17
Beau already has his shoes on when I'm done getting dressed. I'm super excited about seeing his place. He's mentioned it’s close, but that's all I know.
I grab my black moto jacket, slide my feet into a pair of grey Lucchese boots, and pull my small cross body purse over my head. I'm ready.
I turn around to see Beau watching me with a small smile. His gray shirt is a little wrinkled. He doesn't have a jacket because it was warm today out in the sun, but now he'll probably freeze.
"I'll call a cab. It'll only take a minute"
"You don't want to walk?" He asks and pulls his phone from his back pocket looking at the screen, before sticking it back.
I point to him answering with, "It's probably twenty degrees cooler now with the sun down, and you don't have a coat."
He looks down, "I still dress like I live in California. I don't know if I even brought a coat, but I'll be fine. We can walk, it doesn’t bother me." I think about us walking home earlier today, wondering what made him nervous then.
Was it the heavy crowd?
"Okay, but don't come crying to me when you get the sniffles."
His bottom lip pokes out, and he actually pouts, "You wouldn't make me soup?"
I so would, but he doesn't need to know that.
I tut and roll my eyes, turning my back to him, “I’ve heard men can be real babies when they're sick."
I unlock the door, and walk out.
He catches up to me quickly, "I don't know about your other boyfriends." He sneers the words, "But I am no baby." He pats his hard chest as an indication of his manliness.
"I haven't had anyboyfriends," I try to put the same amount of disdain into the word as he did, but it just sounds weird coming from me. He pushes open the entry door, standing with his back to it as he holds it open for me to pass.
I look up as I do and say, "Thank you," for the simple gesture.
He nods, seeming distracted, "What do you mean you haven't had any boyfriends?" His voice sounds guarded, like he is uncertain if he should be asking me about it.
I attempt to sound casual as I say, "Just what I said, I've never had a real boyfriend." I know it's strange, I'm twenty-three and I've never had a boyfriend, but after my experience in high school and my failed attempts at intimacy, I haven't really tried since.

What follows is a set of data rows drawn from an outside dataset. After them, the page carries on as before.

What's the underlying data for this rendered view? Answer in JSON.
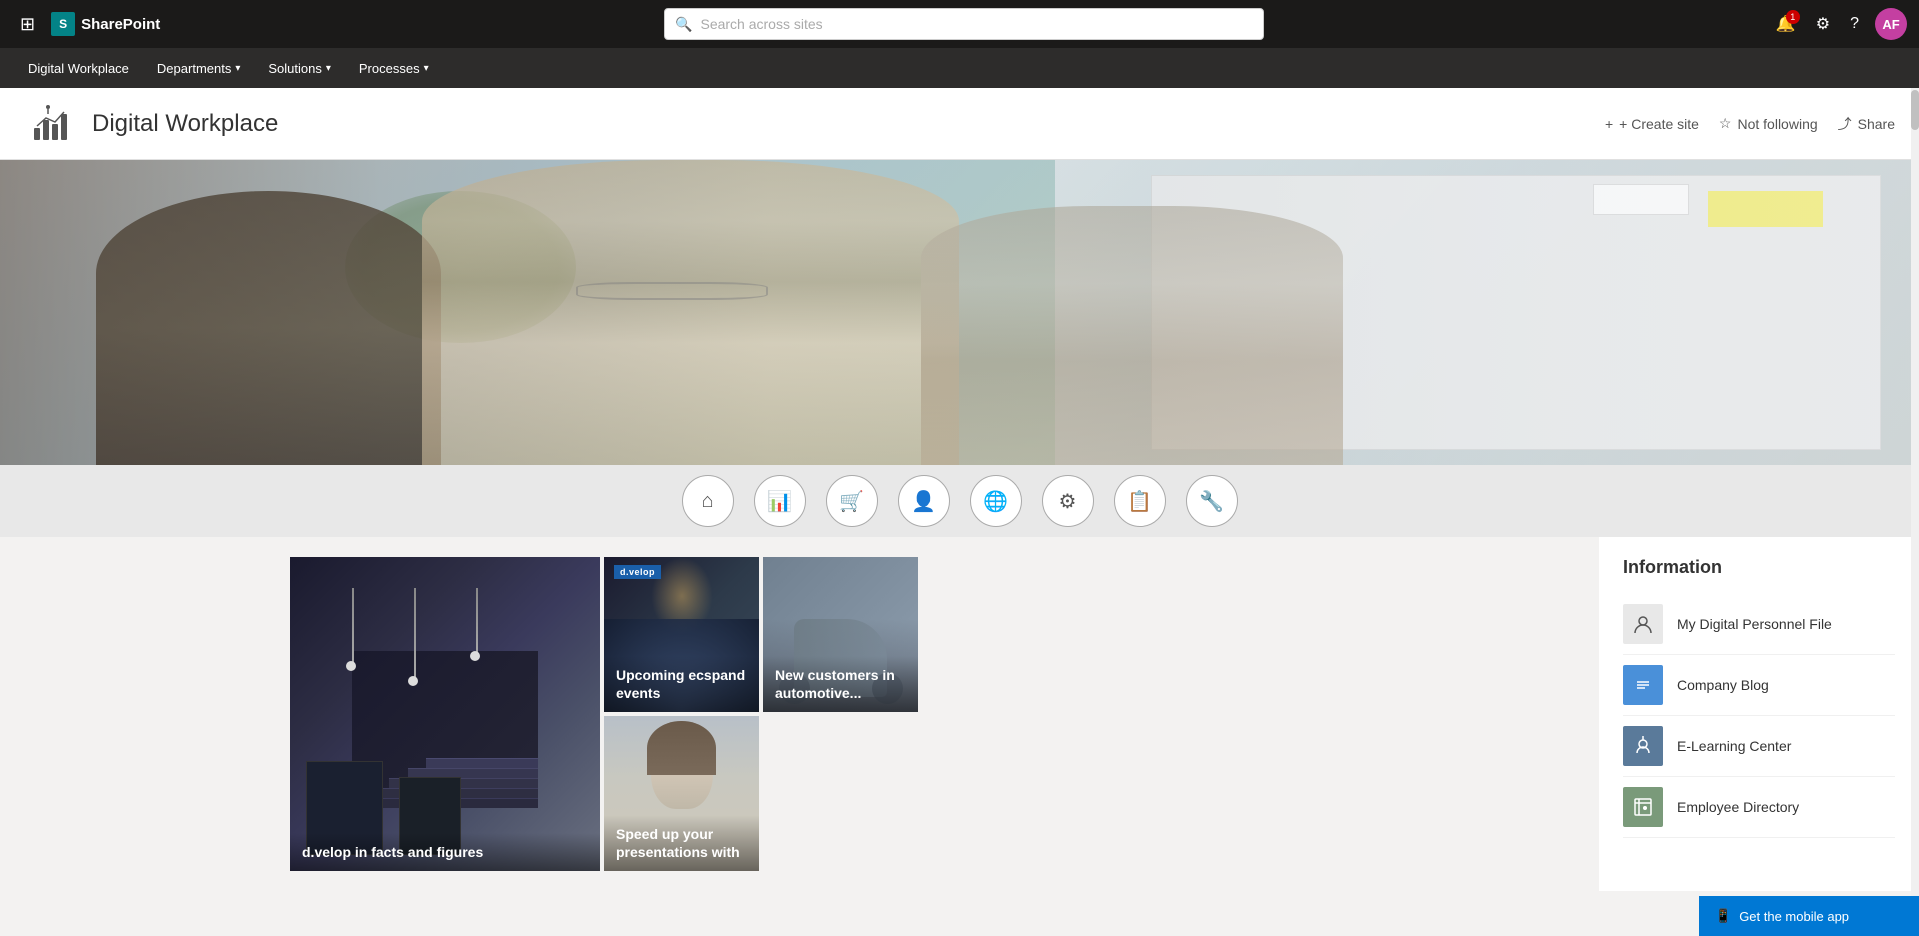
{
  "topbar": {
    "app_name": "SharePoint",
    "waffle_icon": "⊞",
    "search_placeholder": "Search across sites",
    "notification_count": "1",
    "user_initials": "AF"
  },
  "subnav": {
    "items": [
      {
        "label": "Digital Workplace",
        "has_arrow": false
      },
      {
        "label": "Departments",
        "has_arrow": true
      },
      {
        "label": "Solutions",
        "has_arrow": true
      },
      {
        "label": "Processes",
        "has_arrow": true
      }
    ]
  },
  "site_header": {
    "title": "Digital Workplace",
    "actions": {
      "create_site": "+ Create site",
      "not_following": "Not following",
      "share": "Share"
    }
  },
  "icon_bar": {
    "icons": [
      {
        "name": "home-icon",
        "symbol": "⌂"
      },
      {
        "name": "chart-icon",
        "symbol": "📊"
      },
      {
        "name": "basket-icon",
        "symbol": "🛒"
      },
      {
        "name": "person-icon",
        "symbol": "👤"
      },
      {
        "name": "globe-icon",
        "symbol": "🌐"
      },
      {
        "name": "gear-icon",
        "symbol": "⚙"
      },
      {
        "name": "clipboard-icon",
        "symbol": "📋"
      },
      {
        "name": "settings-gear-icon",
        "symbol": "⚙"
      }
    ]
  },
  "news": {
    "cards": [
      {
        "id": "card-stairs",
        "title": "d.velop in facts and figures",
        "tag": "",
        "size": "large"
      },
      {
        "id": "card-events",
        "title": "Upcoming ecspand events",
        "tag": "d.velop",
        "size": "small"
      },
      {
        "id": "card-automotive",
        "title": "New customers in automotive...",
        "tag": "",
        "size": "small"
      },
      {
        "id": "card-presentations",
        "title": "Speed up your presentations with",
        "tag": "",
        "size": "small"
      }
    ]
  },
  "information": {
    "title": "Information",
    "items": [
      {
        "label": "My Digital Personnel File",
        "icon": "person-icon"
      },
      {
        "label": "Company Blog",
        "icon": "blog-icon"
      },
      {
        "label": "E-Learning Center",
        "icon": "elearning-icon"
      },
      {
        "label": "Employee Directory",
        "icon": "directory-icon"
      }
    ]
  },
  "mobile_banner": {
    "label": "Get the mobile app"
  }
}
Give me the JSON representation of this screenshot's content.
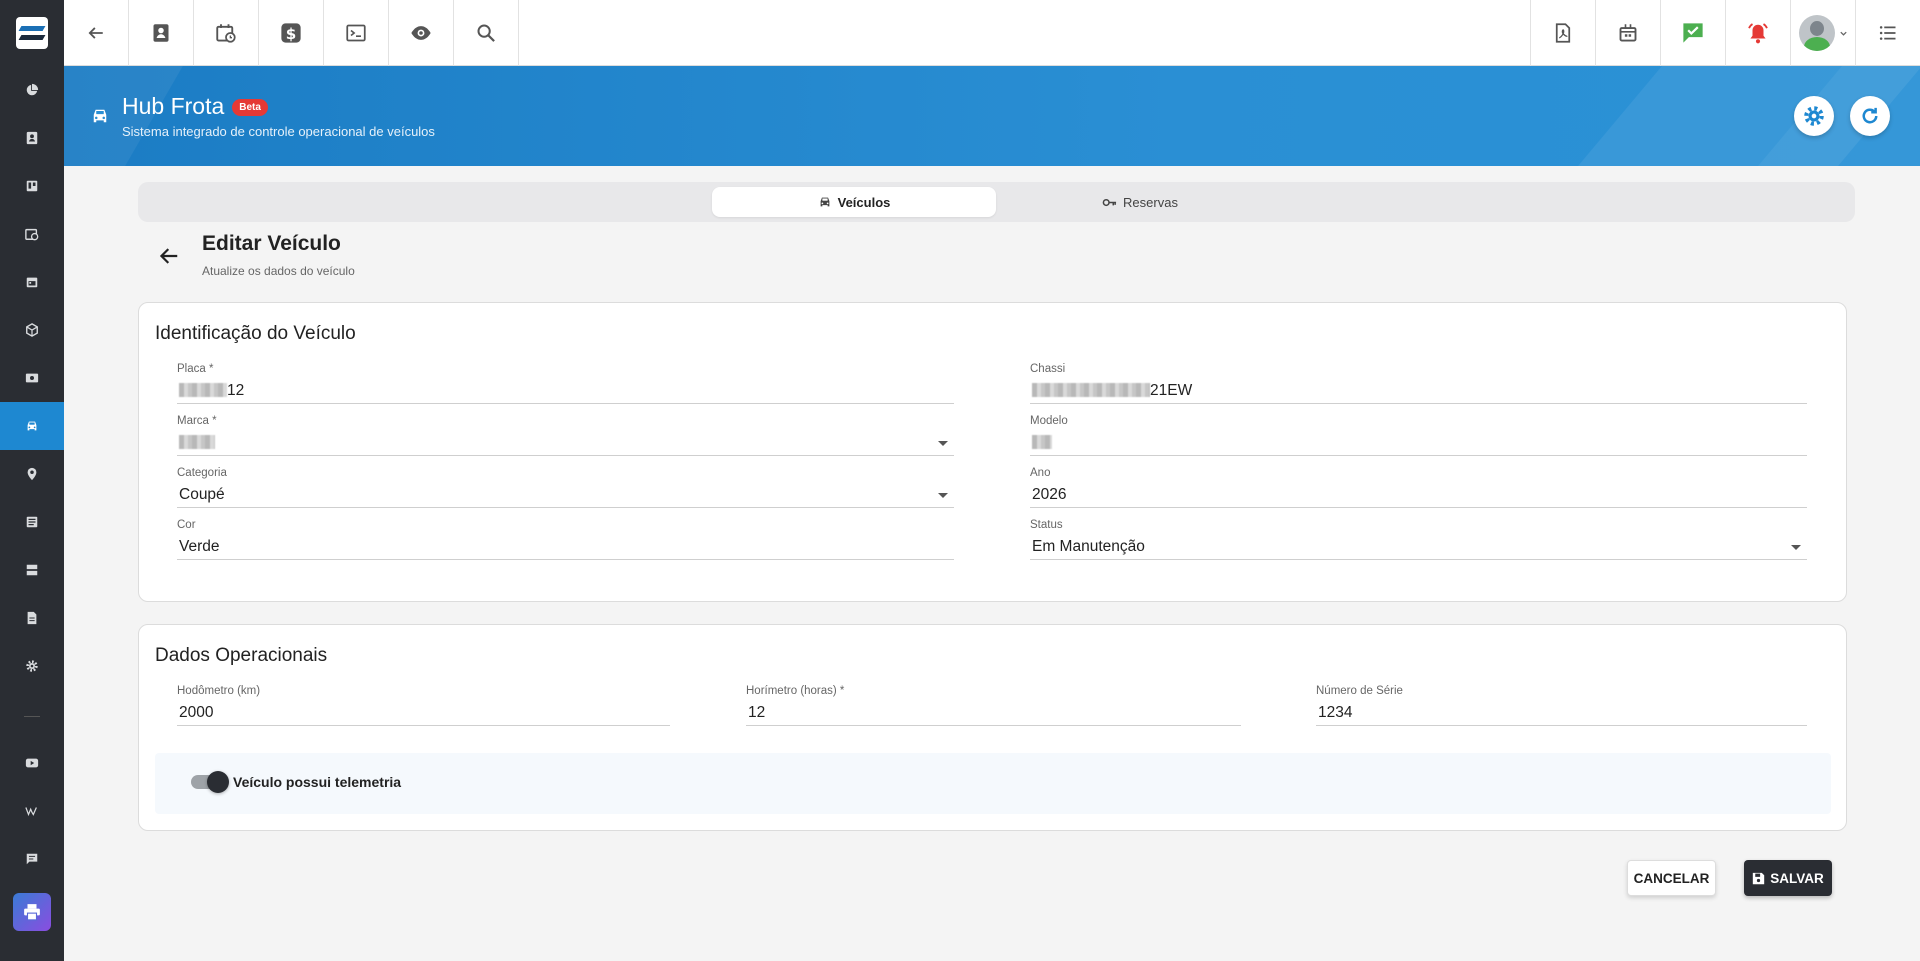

He's walking next to me and looks down, "I thought you didn't do casual?" He seems kind of disappointed in my answer.
"I don't," I say simply.
He stops and the couple behind us has to veer around us as he grabs my arm, "What does that mean then? You've never had a relationship, and you don't do casual?" His brow is drawn in; it seems to really be bothering him. I don't want to hash out my history standing on the sidewalk, but maybe it'll make it easier to just throw it out there while we're here so it doesn't seem like such a big deal.
"High school was tough for me," I start and grab his hand to pull him along. "I was this hillbilly girl thrown into a private school in New York. The girls hated me immediately, and the boys were just as bad, they just hide it better." We step past a few street performers and keep a steady pace as we walk. I don’t need to tell him the gory details of the ‘pranks’ that were played on me, all in the name of good fun of course. "Anyway, right after I got up here, I met a guy in a coffee shop. He took me to his place, but not much more happened. He could tell I wasn't really present, ya know.” It’s embarrassing to say, so I look away and continue to walk ahead. “A few years later I tried my luck again and it was—” I am not sure how to put it"—um it was well, the same, but this guy wasn’t as aware."
I stop walking. I try to form an accurate description of it. He stops too, I can feel his eyes on me. I don’t meet them. I look instead at the street, pretending to be engrossed in the few people moving up and down the sidewalk. I laugh and decide to just go with the truth, "It was really fast and pretty terrible."
I finally chance a look up at him and immediately start laughing harder at his horrified expression.
"What?" He almost yells. Laughing, I motion down the street.
"Are we close?"
He shakes his head no but says, "Yeah, it's right up here." We continue on in awkward silence. After another block, we are standing near the front of the Dakota building, and my jaw almost hits the ground.
"You're trying to get away from the celebrity life, so you moved into the Dakota?" I ask incredulously.
Beau looks sheepish, "It’s a friend’s apartment, that's why I didn't offer it to Brian, and it would be like handing him to the wolves. This place is crazy. I swear people stake out the door. Most of the people that live here must give a fucking press conference every time they walk out the door. I hate it."